Outside of a few early flashbacks of Elliott taking bone-crunching hits on the field, there’s actually very little football played in ND40; only one game is dramatized, a matchup with playoff implications that somewhat predictably comes down to a slo-mo pass to Elliott (though the play afterwards may still surprise some). Instead, it’s these men’s lives off the field that are at the center of the drama: Bacchanalian revels to let off steam; gleefully breaking into the team doctor’s medicine cabinet to score some Dexies; sitting through numbing film sessions, to be taught that even happy on-field accidents aren’t to be tolerated; trying to vaguely make a human connection with some of the women one finds in one’s bed.

The film is well-cast throughout; on the “establishment” side, in addition to Spradlin (who had memorable roles in Apocalypse Now and The Godfather Part II, among others) there’s Steve Forrest (TV’s S.W.A.T.) as the team’s studiously cornball owner; Dabney Coleman on the cusp of finding his niche of smug villainy as a team exec; and the always welcome Charles Durning as a foul-mouthed assistant coach. Rounding things out is then-va-va-voomish Dayle Haddon as Elliott’s love interest, doing what she can with an underwritten role.

That the film was directed by Ted Kotcheff is something of a surprise, given his mostly underwhelming resume: lots of TV work, and a movie career that’s zigzagged between The Apprenticeship of Duddy Kravitz and First Blood to Weekend at Bernie’s and Folks! But his only real misstep here comes with The Big Game—not just for its inherent clichés, but also for the fact that it appears to be played at a high-school stadium in front of about a dozen people. This is more than made up for by the rest of the movie, including its classic final shot.

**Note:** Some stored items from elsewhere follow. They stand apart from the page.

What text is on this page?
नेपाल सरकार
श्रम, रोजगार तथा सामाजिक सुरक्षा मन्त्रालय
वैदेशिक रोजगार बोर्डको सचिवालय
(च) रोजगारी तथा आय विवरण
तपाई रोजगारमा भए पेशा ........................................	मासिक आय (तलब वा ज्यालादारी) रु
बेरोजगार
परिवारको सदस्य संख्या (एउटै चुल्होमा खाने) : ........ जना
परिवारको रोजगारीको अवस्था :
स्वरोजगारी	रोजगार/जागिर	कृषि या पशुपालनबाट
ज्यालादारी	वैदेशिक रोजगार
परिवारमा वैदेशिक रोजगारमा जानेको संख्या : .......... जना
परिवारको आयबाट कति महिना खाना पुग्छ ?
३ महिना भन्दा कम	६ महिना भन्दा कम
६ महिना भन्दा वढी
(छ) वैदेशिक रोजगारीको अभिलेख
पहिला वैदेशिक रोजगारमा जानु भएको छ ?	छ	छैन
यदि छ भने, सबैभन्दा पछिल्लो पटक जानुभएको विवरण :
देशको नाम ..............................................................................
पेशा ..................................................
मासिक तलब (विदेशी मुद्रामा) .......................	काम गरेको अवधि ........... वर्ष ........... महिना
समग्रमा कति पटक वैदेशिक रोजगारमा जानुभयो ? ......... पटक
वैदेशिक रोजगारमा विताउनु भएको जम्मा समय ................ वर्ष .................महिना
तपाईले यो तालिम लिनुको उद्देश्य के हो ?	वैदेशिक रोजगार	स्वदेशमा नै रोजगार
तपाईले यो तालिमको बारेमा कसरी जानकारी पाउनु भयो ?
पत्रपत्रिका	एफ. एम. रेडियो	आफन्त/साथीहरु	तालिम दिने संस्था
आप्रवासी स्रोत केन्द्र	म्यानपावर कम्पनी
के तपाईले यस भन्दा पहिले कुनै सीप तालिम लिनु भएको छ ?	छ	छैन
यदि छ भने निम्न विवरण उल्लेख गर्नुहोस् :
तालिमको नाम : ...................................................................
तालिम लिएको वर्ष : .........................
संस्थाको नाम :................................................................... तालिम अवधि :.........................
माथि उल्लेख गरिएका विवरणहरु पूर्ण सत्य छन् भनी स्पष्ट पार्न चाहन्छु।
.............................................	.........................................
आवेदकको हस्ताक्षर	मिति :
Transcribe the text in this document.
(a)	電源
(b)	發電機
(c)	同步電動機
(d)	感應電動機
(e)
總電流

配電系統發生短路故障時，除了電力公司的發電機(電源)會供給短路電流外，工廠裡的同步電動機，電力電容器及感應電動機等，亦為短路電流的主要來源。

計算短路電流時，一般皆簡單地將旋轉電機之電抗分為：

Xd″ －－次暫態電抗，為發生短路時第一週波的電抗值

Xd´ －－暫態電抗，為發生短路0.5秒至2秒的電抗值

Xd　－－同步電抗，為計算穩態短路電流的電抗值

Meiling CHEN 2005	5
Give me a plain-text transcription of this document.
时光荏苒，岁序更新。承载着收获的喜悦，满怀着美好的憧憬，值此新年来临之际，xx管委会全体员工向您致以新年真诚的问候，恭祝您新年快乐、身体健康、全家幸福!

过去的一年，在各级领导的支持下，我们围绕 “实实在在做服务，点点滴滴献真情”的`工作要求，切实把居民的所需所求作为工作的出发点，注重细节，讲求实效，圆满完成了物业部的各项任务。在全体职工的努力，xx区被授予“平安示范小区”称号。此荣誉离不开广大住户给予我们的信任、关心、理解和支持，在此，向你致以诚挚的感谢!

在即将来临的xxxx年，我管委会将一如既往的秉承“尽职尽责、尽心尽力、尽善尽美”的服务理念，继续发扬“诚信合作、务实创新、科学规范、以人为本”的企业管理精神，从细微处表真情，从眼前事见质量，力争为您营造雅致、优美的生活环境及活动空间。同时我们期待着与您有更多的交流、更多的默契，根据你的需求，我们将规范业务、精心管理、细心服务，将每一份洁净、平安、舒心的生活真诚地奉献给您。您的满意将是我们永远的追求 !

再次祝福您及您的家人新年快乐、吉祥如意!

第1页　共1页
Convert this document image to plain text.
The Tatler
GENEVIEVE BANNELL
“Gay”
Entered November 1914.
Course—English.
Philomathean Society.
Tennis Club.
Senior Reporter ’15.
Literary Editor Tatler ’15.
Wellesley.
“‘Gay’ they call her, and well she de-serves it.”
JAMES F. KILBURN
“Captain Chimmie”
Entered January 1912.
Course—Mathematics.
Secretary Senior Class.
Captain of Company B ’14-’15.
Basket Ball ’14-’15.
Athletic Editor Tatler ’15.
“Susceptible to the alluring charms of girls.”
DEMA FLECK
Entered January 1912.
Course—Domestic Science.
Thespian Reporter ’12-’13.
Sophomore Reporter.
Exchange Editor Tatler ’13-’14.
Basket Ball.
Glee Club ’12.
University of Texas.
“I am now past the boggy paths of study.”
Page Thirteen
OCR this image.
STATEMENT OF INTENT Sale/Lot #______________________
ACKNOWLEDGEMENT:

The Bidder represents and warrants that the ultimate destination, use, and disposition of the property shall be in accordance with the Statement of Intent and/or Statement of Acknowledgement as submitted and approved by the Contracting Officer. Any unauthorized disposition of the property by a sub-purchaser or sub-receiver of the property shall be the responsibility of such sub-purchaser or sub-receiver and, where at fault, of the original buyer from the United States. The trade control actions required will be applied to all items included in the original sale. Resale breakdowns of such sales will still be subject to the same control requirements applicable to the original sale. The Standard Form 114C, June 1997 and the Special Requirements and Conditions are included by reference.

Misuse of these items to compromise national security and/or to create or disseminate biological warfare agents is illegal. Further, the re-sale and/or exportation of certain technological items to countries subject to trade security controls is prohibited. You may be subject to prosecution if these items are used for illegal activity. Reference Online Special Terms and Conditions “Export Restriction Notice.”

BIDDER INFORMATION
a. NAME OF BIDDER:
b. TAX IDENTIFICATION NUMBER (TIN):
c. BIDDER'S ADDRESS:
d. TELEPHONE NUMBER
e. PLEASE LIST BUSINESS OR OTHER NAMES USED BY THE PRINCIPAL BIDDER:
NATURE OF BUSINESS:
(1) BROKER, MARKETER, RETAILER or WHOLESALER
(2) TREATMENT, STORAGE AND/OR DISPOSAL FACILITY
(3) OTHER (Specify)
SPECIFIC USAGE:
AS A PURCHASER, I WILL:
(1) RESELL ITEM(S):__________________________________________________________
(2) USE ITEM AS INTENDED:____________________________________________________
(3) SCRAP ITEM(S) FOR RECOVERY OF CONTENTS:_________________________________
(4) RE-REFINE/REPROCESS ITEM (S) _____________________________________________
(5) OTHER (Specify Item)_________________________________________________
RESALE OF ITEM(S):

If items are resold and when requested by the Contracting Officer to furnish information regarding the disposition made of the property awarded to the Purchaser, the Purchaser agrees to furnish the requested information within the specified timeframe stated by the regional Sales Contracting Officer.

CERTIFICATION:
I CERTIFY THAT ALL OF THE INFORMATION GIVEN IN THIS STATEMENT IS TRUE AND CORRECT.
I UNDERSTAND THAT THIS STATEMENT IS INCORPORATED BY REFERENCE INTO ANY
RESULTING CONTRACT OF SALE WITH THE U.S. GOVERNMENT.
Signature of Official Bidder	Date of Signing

I’ve yet to read Gent’s currently out-of-print book, which apparently delves deeper into the sport’s underbelly and features an even grimmer ending. But the strength of ND40 endures—partly as a snapshot of its era (dig those late 70s threads, hairstyles, and disco music!), but also as a reminder of the ever-widening gulf between football as a business and as a sport (an issue that Matuszak addresses directly towards the film’s end). It’s hard to imagine today’s players simply jimmying open a medicine cabinet to score some pills, but the “moral outrage” that still greets players busted for smoking some weed—depicted in the film as more pain-killing than partying option—remains firmly in place.

I caught a half-hour or so of Oliver Stone’s Any Given Sunday on cable over the weekend, and while watchable, it still doesn’t hold a candle to ND40. Lump-in-your-throat dramas like Remember the Titans, Rudy and Brian’s Song are fine for what they are, but lack the grit of Gent and Kotcheff’s work.